Celebro profundamente la aparición de propuestas como Pedagooogía 3000 y pensamientos innovadores como los de la antropóloga Noemí Paymal, material que forma parte del presente Editorial de Calidad de Vida; representan la necesidad de que las generaciones de adultos perciban y actúen positivamente frente a los desafíos que estos niños y jóvenes del siglo XXI proponen. Es probable que haya otras ideas, otros proyectos, será cuestión de analizar, experimentar y avanzar. Lo que sí es cierto es que este perimido sistema educativo que hoy nos encuentra encerrados en aulas (y cuando no, en containers) y en viejos contenidos mínimos, enciclopedistas, obsoletos y demodés, no da para más, no avanza.
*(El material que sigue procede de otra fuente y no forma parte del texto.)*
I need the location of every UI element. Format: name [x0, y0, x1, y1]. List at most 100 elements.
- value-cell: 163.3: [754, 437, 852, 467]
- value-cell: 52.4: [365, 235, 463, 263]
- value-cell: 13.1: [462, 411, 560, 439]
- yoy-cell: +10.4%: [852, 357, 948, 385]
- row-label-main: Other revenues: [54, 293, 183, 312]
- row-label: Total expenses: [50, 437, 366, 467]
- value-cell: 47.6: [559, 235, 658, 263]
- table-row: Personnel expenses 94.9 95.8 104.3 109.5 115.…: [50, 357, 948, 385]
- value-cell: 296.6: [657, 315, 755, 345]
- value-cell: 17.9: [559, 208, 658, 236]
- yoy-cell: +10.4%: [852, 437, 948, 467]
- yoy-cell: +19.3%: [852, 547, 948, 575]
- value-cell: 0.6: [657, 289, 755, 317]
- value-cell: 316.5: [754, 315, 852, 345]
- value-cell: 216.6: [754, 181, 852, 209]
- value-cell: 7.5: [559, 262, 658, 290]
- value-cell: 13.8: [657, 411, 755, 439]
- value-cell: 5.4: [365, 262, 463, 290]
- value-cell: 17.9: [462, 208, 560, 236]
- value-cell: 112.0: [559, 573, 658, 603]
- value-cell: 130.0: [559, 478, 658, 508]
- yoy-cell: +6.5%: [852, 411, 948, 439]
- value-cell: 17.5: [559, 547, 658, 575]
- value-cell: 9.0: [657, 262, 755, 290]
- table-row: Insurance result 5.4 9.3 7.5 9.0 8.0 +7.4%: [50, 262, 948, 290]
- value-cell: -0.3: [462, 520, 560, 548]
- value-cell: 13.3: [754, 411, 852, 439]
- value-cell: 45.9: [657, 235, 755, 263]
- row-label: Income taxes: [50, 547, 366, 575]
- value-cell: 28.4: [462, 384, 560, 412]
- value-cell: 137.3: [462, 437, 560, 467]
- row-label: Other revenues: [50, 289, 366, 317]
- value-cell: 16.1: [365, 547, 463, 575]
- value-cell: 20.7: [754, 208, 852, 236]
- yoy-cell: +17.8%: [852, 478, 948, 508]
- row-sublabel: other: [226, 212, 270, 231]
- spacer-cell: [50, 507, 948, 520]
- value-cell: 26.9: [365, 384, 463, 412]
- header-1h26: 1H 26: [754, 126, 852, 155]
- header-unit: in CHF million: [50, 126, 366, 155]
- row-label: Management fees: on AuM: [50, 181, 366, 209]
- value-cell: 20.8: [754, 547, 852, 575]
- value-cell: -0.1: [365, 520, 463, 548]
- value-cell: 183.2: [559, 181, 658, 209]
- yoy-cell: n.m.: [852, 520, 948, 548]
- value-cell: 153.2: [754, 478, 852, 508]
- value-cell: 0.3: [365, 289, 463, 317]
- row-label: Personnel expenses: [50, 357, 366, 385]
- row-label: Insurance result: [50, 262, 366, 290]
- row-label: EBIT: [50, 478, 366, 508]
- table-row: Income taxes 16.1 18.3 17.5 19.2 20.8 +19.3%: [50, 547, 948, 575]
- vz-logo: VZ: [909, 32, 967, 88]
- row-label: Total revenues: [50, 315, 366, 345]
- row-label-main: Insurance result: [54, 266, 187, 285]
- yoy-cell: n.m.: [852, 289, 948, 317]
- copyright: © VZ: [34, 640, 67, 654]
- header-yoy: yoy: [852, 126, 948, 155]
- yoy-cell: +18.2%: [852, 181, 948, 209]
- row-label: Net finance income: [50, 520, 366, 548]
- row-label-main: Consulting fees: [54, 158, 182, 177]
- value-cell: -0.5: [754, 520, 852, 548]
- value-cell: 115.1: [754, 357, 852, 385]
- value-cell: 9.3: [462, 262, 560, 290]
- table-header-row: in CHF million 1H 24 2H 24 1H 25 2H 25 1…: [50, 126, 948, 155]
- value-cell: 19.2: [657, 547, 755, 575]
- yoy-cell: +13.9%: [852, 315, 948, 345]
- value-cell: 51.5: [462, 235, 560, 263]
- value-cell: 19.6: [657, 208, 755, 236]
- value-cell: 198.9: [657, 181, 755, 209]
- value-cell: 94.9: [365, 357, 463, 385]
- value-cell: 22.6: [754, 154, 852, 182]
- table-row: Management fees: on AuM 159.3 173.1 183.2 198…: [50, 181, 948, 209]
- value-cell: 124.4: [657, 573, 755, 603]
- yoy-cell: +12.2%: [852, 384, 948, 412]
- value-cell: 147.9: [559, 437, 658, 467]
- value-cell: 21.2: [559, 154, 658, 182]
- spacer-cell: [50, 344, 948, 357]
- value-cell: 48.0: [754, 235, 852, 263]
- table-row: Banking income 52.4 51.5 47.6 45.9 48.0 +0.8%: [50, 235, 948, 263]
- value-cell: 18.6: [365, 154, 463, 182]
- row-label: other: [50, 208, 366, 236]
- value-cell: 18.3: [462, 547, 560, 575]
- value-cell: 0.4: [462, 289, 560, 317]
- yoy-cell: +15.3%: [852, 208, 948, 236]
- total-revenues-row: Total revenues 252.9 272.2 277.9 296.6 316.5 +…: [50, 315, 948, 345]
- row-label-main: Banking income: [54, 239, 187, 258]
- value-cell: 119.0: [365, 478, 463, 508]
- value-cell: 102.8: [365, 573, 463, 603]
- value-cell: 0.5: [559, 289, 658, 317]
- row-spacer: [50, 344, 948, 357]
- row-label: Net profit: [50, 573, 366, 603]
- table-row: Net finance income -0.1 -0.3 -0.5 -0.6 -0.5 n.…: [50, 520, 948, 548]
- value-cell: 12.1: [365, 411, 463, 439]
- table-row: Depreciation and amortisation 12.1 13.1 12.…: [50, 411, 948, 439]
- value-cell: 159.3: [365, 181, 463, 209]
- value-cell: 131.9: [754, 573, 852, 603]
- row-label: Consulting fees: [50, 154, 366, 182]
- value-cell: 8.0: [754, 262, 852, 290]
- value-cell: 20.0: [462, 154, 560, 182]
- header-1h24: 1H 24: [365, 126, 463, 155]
¿Cómo pedirles interés en el estudio a los chicos si ellos ya están en otra y, como dice Paymal, saben más que docentes y padres? Ah, bueno, entonces no hay que enseñar!, se podrá exclamar. Respondo: sí, sí hay que enseñar, hay mucho por enseñar, pero no es ésta la manera de hacerlo. Además, y sobre todo, llegó el momento de ver en cada niño, en cada niña, en cada joven, al ser individual, único, con identidad propia y con necesidades vinculares, abierto a la búsqueda del sentido de la vida, para que todo lo formal, lo técnico y lo científico que incorpore, tenga un marco de contención personal, social y trascendente que le dé centro y consistencia.
¿Qué saben los chicos de sí mismos, de sus identidades, de sus derechos, de sus posibilidades? Cuánto tiempo, en horas de reloj se trabaja, en nuestras escuelas, en el valor de la persona humana, no sólo en la teoría sino, sobre todo, en los hechos?
De eso se trata, de engendrar un entramado educativo donde el aprendizaje de niños, jóvenes y adultos, incluidos los docentes, sea la vida misma, no el contenido abstracto.
Dirán muchos que estamos lejos de ese logro; yo no lo planteo en términos cronológicos, lo presento como proceso que está iniciando su marcha; el desafío consiste en que todos nos hagamos cargo y participemos.
Ese es el sentido de nuestro editorial. Los invito a reflexionar juntos para, luego, actuar.